2. There is a serious concern about backlash. The public's response to finding out that companies have used AI has often not been good (or even reasonable) -- particularly if there was worker replacement related to it.

It's a bit more complicated with "agents" as there are 4 or 5 competing definitions for what that actually means. No one is really sure what an 'agentic' system is right now.



There is a very simple and obvious definition: it's agentic if it uses tool calls to accomplish a task.

This is the only one that makes sense. People want to conflate it with their random vague conceptions of AGI or ASI or make some kind of vague requirement for a certain level of autonomy, but that doesn't make sense.

An agent is an agent and an autonomous agent is an autonomous agent, but a fully autonomous agent is a fully autonomous agent. An AGI is an AGI but an ASI is an ASI.

Somehow using words and qualifiers to mean different specific things is controversial.
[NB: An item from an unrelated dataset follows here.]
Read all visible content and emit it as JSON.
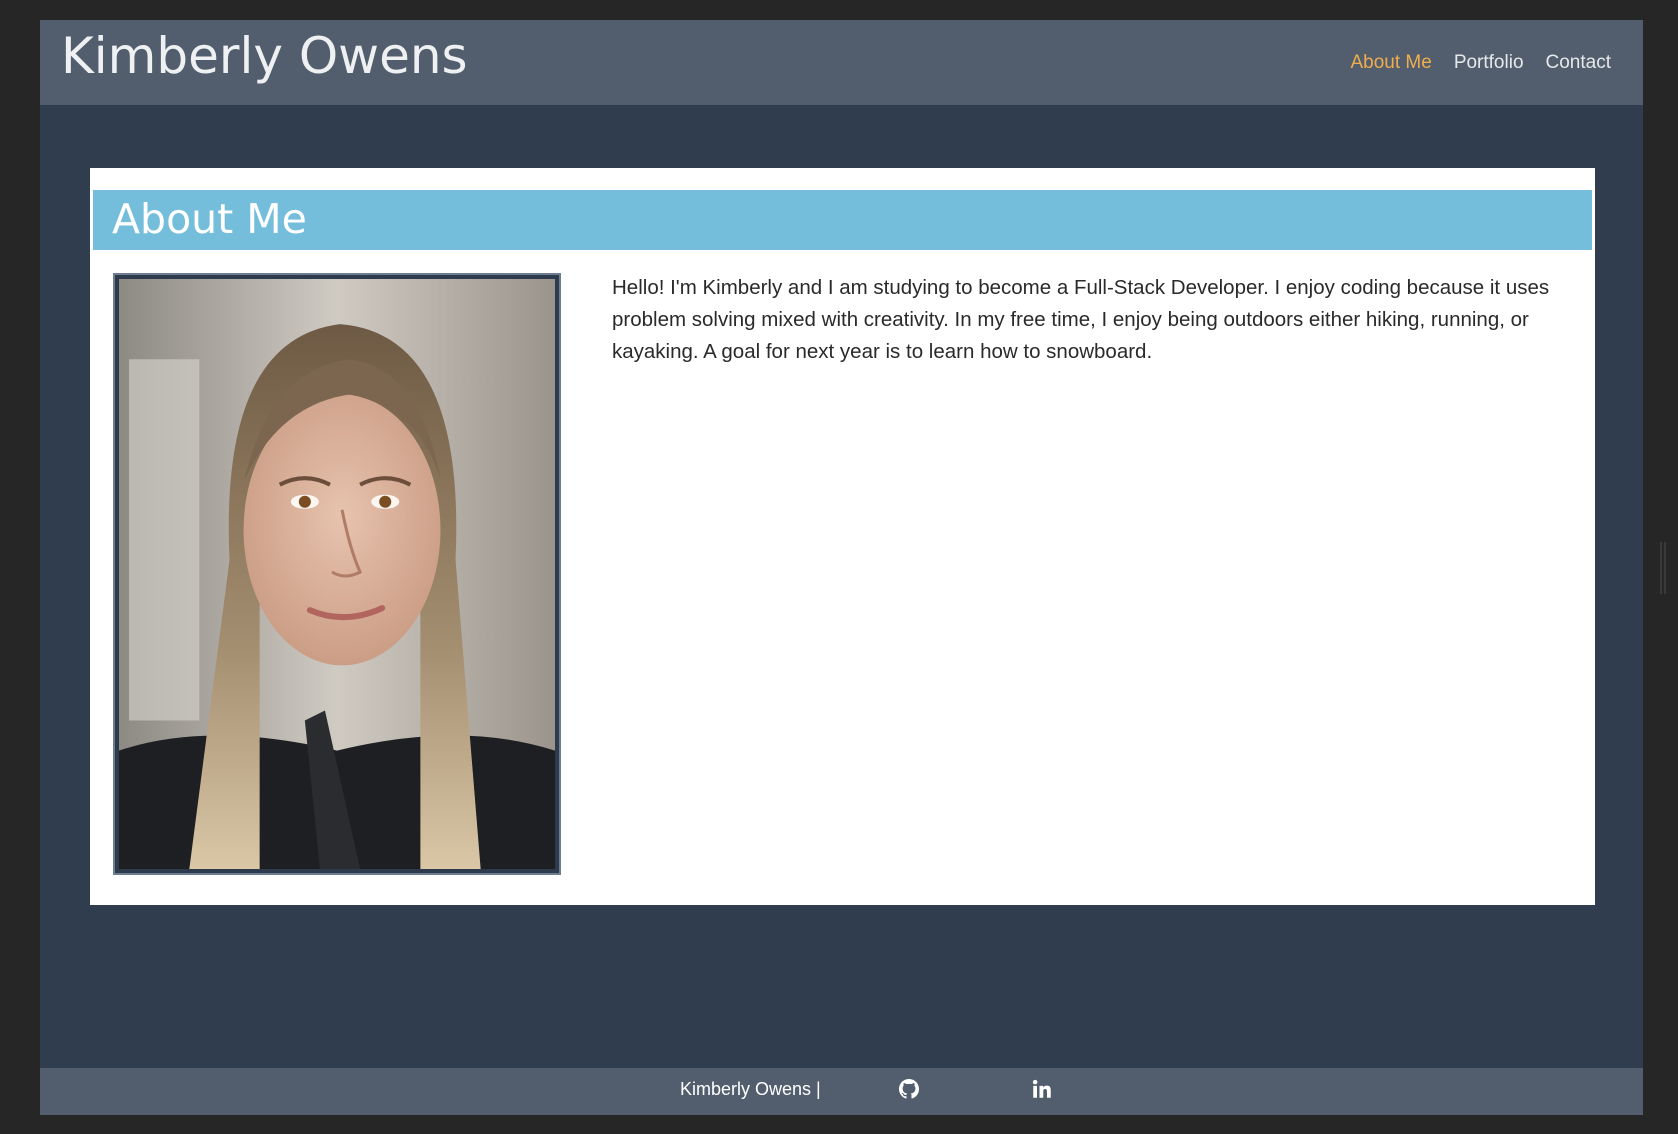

The only thing I will say to complicate it though is if you have a workflow and none of the steps give the system an option to select from more than one tool call, then I would suggest that should be called an LLM workflow and not an agent. Because you removed the agency by not giving it more than one option of action to select from.
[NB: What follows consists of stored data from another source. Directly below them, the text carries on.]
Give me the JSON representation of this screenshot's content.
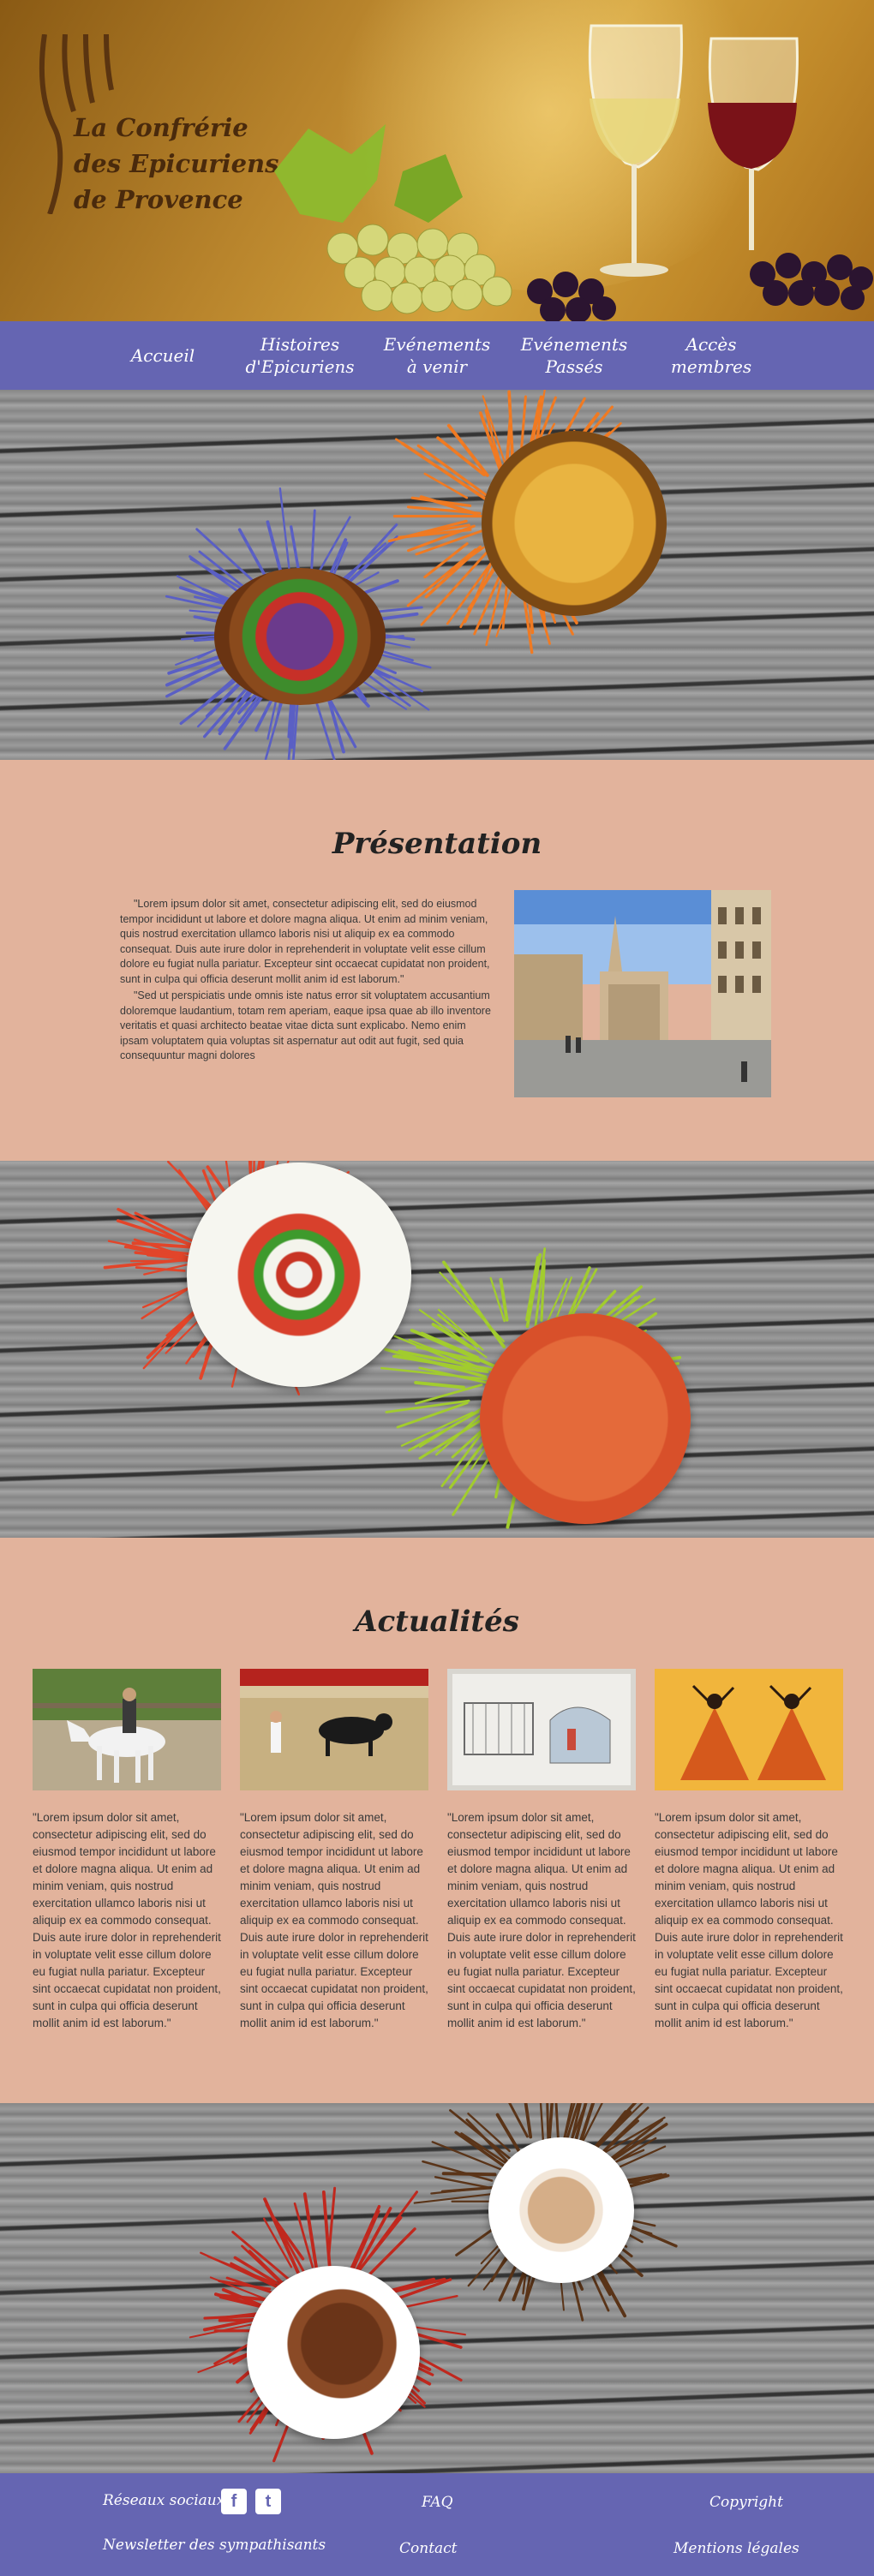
{
  "header": {
    "logo_line1": "La Confrérie",
    "logo_line2": "des Epicuriens",
    "logo_line3": "de Provence"
  },
  "nav": {
    "items": [
      {
        "line1": "Accueil",
        "line2": ""
      },
      {
        "line1": "Histoires",
        "line2": "d'Epicuriens"
      },
      {
        "line1": "Evénements",
        "line2": "à venir"
      },
      {
        "line1": "Evénements",
        "line2": "Passés"
      },
      {
        "line1": "Accès",
        "line2": "membres"
      }
    ]
  },
  "presentation": {
    "title": "Présentation",
    "para1": "\"Lorem ipsum dolor sit amet, consectetur adipiscing elit, sed do eiusmod tempor incididunt ut labore et dolore magna aliqua. Ut enim ad minim veniam, quis nostrud exercitation ullamco laboris nisi ut aliquip ex ea commodo consequat. Duis aute irure dolor in reprehenderit in voluptate velit esse cillum dolore eu fugiat nulla pariatur. Excepteur sint occaecat cupidatat non proident, sunt in culpa qui officia deserunt mollit anim id est laborum.\"",
    "para2": "\"Sed ut perspiciatis unde omnis iste natus error sit voluptatem accusantium doloremque laudantium, totam rem aperiam, eaque ipsa quae ab illo inventore veritatis et quasi architecto beatae vitae dicta sunt explicabo. Nemo enim ipsam voluptatem quia voluptas sit aspernatur aut odit aut fugit, sed quia consequuntur magni dolores"
  },
  "actualites": {
    "title": "Actualités",
    "cards": [
      {
        "text": "\"Lorem ipsum dolor sit amet, consectetur adipiscing elit, sed do eiusmod tempor incididunt ut labore et dolore magna aliqua. Ut enim ad minim veniam, quis nostrud exercitation ullamco laboris nisi ut aliquip ex ea commodo consequat. Duis aute irure dolor in reprehenderit in voluptate velit esse cillum dolore eu fugiat nulla pariatur. Excepteur sint occaecat cupidatat non proident, sunt in culpa qui officia deserunt mollit anim id est laborum.\""
      },
      {
        "text": "\"Lorem ipsum dolor sit amet, consectetur adipiscing elit, sed do eiusmod tempor incididunt ut labore et dolore magna aliqua. Ut enim ad minim veniam, quis nostrud exercitation ullamco laboris nisi ut aliquip ex ea commodo consequat. Duis aute irure dolor in reprehenderit in voluptate velit esse cillum dolore eu fugiat nulla pariatur. Excepteur sint occaecat cupidatat non proident, sunt in culpa qui officia deserunt mollit anim id est laborum.\""
      },
      {
        "text": "\"Lorem ipsum dolor sit amet, consectetur adipiscing elit, sed do eiusmod tempor incididunt ut labore et dolore magna aliqua. Ut enim ad minim veniam, quis nostrud exercitation ullamco laboris nisi ut aliquip ex ea commodo consequat. Duis aute irure dolor in reprehenderit in voluptate velit esse cillum dolore eu fugiat nulla pariatur. Excepteur sint occaecat cupidatat non proident, sunt in culpa qui officia deserunt mollit anim id est laborum.\""
      },
      {
        "text": "\"Lorem ipsum dolor sit amet, consectetur adipiscing elit, sed do eiusmod tempor incididunt ut labore et dolore magna aliqua. Ut enim ad minim veniam, quis nostrud exercitation ullamco laboris nisi ut aliquip ex ea commodo consequat. Duis aute irure dolor in reprehenderit in voluptate velit esse cillum dolore eu fugiat nulla pariatur. Excepteur sint occaecat cupidatat non proident, sunt in culpa qui officia deserunt mollit anim id est laborum.\""
      }
    ]
  },
  "footer": {
    "social_label": "Réseaux sociaux",
    "facebook_glyph": "f",
    "twitter_glyph": "t",
    "newsletter": "Newsletter des sympathisants",
    "faq": "FAQ",
    "contact": "Contact",
    "copyright": "Copyright",
    "legal": "Mentions légales"
  },
  "colors": {
    "nav_bg": "#6565b2",
    "content_bg": "#e2b39c",
    "burst_blue": "#5a5fc4",
    "burst_orange": "#f07a22",
    "burst_red": "#e2452a",
    "burst_green": "#a2cc2e",
    "burst_dark_red": "#c0281e",
    "burst_brown": "#5a3418"
  }
}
Agentic AI comes out of historical AI, systems computing and further back biological/philosophical discussion. It's not about tool use although ironically, animal tool use is a fascinating subject not yet corrupted by the hype around intelligence.

I implore you to look into that to see how some people relate it to autonomy or AGI or ASI(wrongly, imo - I think shoehorning OOP and UML diagrams plus limited database like memory/context is not a path to AGI. Clever use of final layers, embeddings and how you store/weight them (and even more interesting combinations) may yield interesting results because we can (buzzword warning) transcend written decoding paradigms - the Human brain clearly does not rely on language).

However what gets marketed today is, as you say, not capable of any real agent autonomy like in academia - they are just self-recursive ChatGPT prompts with additional constraining limits. One day it might be more, but libraries now are all doing that from my eye. And recursion has pros but emphasizes the unreliability con/negative of LLMs.


That's not the definition I see most people using. Plenty of tool calling going on purely to structure an output, which could also be achieved by prompting.

For me, agentic means that at least at some stage, one model is prompting another model.


This has been my experience. Lots of companies are implementing LLMs but are not advertising it. There's virtually no upside to being public about it.


Investors at throwing money at ai projects. That is one upside.


Very accurate. So much of succesful (from company PoV) real-world LLM use is about replacing employees. HN is still far too skeptical about how much this is in fact happening and is likely to accelerate.


This is exactly it except also, the use cases are so constrained as to be hardly using LLMs at all.